In southern states, Black people’s rights were taken away through Black Codes and, later, Jim Crow Laws. In the north, redlining was used to restrict movement into certain areas. 

Black Codes and Jim Crow Laws barred Black people from using public parks, libraries, and public and private facilities were segregated. From 1890 to 1908, Texas and all former Confederate states passed new constitutions or amendments that effectively disenfranchised Black people, excluding them from the political process.


Across parts of Texas, freed people pooled their funds to purchase land to host their celebrations. Early celebrations involved church-centered community gatherings in Texas. They spread across the South and became more commercialized, often centering on a food festivals. 

Celebratory traditions often include public readings of the Emancipation Proclamation and works by noted African-American writers. In addition, they sang spirituals and the Black National Anthem, "Lift Every Voice and Sing." 

In the early 20th century, economic. political forces, and discriminatory policies, led to a decline in Juneteenth celebrations. The Great Depression forced many Black people off farms and into the cities to find work, where they had difficulty taking the day off to celebrate. 


From 1936 to 1951, the Texas State Fair served as a destination for celebrating the holiday, contributing to its revival.

During the Civil Rights Movement of the 1960s, these celebrations were paused, but grew in popularity again in the 1970s with a focus on African American freedom and African-American arts. 

Since the 1980s, the holiday has been more widely celebrated among African American communities and has seen increasing mainstream attention in the US.

Road to Legislation 

In 1996, the first federal legislation to recognize "Juneteenth Independence Day" was introduced U.S. Representative Barbara-Rose Collins (D-MI).

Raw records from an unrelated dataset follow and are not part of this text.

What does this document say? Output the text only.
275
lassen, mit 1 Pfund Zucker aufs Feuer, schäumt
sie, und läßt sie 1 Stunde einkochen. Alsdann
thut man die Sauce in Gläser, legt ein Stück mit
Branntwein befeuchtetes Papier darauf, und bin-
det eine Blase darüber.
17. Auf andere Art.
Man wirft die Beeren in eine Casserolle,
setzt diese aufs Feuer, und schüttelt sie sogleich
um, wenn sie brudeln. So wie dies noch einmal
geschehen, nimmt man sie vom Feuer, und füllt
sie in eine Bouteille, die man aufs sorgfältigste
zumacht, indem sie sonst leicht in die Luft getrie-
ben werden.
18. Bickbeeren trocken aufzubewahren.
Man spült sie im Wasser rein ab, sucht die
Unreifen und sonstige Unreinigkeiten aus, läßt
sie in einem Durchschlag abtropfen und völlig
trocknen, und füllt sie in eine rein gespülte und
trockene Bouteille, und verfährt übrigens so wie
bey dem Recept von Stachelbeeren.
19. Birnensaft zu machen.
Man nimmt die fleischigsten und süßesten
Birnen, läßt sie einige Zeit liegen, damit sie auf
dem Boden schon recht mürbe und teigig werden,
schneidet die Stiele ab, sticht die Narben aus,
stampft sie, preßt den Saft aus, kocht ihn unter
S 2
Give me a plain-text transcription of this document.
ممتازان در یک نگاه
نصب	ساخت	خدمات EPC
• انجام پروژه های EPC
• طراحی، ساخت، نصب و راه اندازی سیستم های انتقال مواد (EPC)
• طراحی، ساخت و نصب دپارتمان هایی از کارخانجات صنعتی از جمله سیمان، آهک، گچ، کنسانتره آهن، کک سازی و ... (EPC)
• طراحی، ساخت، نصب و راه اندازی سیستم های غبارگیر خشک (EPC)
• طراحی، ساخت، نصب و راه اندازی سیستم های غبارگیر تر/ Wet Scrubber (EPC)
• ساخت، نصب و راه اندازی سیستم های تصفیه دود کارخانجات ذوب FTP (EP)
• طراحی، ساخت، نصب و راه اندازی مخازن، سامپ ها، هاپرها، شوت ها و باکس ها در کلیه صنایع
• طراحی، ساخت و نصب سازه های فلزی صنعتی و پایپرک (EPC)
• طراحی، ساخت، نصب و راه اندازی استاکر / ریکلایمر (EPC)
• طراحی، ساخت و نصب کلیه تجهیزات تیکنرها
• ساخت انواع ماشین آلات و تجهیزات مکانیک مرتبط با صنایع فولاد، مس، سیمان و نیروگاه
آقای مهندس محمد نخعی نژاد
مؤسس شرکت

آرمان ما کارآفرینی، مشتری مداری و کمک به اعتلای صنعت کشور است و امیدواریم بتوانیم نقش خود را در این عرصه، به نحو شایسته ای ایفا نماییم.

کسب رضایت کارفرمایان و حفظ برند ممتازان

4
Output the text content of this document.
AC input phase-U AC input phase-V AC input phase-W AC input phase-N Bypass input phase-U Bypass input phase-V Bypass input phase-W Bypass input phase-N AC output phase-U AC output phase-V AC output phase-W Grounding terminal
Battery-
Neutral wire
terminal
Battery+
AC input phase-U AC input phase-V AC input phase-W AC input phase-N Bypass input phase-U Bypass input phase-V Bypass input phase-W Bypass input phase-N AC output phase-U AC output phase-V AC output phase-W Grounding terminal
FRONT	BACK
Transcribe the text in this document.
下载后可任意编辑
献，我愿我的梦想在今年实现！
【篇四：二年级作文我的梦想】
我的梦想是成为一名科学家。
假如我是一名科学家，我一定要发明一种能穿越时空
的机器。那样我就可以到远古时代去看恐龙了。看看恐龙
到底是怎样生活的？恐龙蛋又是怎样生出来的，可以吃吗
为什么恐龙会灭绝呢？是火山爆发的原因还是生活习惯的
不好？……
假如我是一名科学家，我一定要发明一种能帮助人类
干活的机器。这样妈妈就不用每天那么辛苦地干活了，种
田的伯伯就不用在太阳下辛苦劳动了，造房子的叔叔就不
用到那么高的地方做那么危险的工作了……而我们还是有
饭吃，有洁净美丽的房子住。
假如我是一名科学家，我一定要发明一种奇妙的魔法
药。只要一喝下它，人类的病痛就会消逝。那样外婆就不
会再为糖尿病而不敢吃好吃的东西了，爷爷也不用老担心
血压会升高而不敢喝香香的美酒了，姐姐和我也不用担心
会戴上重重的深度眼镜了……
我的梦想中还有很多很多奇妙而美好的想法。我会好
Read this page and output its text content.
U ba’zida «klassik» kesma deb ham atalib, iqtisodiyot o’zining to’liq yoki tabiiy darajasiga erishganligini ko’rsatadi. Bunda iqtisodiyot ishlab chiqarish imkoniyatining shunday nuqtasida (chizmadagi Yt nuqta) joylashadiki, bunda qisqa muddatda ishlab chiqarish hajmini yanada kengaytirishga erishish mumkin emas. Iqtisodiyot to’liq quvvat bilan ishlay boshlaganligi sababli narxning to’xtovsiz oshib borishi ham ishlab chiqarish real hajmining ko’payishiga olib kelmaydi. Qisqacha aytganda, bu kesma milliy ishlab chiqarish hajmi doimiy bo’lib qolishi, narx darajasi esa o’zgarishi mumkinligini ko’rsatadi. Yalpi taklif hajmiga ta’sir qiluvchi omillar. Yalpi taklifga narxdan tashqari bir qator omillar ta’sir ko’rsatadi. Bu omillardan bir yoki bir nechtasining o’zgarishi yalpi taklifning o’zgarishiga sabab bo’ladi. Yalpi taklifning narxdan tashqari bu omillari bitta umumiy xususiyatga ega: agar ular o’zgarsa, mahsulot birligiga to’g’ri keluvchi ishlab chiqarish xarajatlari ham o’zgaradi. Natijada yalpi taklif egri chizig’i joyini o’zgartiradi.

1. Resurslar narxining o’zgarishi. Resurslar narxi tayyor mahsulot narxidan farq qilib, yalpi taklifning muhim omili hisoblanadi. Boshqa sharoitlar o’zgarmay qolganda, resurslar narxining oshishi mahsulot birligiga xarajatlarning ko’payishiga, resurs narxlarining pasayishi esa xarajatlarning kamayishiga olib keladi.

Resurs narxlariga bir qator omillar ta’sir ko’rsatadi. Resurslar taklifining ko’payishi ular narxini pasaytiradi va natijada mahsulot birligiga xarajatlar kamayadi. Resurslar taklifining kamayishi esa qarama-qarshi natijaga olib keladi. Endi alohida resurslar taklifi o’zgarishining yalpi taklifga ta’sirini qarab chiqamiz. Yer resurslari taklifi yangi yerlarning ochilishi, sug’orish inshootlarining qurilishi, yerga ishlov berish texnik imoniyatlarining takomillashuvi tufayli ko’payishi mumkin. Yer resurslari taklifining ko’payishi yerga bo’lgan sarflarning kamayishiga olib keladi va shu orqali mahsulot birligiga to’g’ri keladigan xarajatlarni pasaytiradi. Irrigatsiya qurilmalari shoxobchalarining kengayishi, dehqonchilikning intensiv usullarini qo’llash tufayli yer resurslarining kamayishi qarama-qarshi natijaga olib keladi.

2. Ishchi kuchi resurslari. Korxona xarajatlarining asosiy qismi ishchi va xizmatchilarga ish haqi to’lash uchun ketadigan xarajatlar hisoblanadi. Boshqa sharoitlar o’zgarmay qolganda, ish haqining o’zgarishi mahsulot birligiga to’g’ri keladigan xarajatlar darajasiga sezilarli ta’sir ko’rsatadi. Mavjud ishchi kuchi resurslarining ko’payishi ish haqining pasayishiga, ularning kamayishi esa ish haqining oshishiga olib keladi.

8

In the 2000s and 2010s, activists continued a long process to push Congress towards official recognition of Juneteenth. In 2016, Opal Lee, often referred to as the "grandmother of Juneteenth", began a walk from Fort Worth, Texas to Washington D.C. to advocate for a federal holiday. 

In 2020, several American corporations (i.e. Twitter, National Football League, etc.) and educational institutions began treating Juneteenth as a company holiday, providing a paid day off to their workers, and Google Calendar added Juneteenth to its U.S. Holidays calendar.

Federal and State Holidays

Spurred on by the advocates and the Congressional Black Caucus, on June 15, 2021, the Senate unanimously passed the Juneteenth National Independence Day Act, establishing Juneteenth as a federal holiday; it subsequently passed through the House of Representatives by a 415–14 vote on June 16. 

President Joe Biden signed the bill on June 17, 2021, making Juneteenth the eleventh American federal holiday and the first to obtain legal observance as a federal holiday since Martin Luther King Jr. Day was designated in 1983.

In 2023, the Minnesota Legislature passed Juneteenth as a state holiday that will be recognized on June 19 each year.


Juneteenth commemorates hope that we will become a nation where there is freedom and justice for all. The day emphasizes education and achievement and is a time for reflection and rejoicing. 

According to Juneteenth.com, “…In cities across the country, people of all races, nationalities and religions are joining hands to truthfully acknowledge a period in our history that shaped and continues to influence our society today. Sensitized to the conditions and experiences of others, only then can we make significant and lasting improvements in our society.”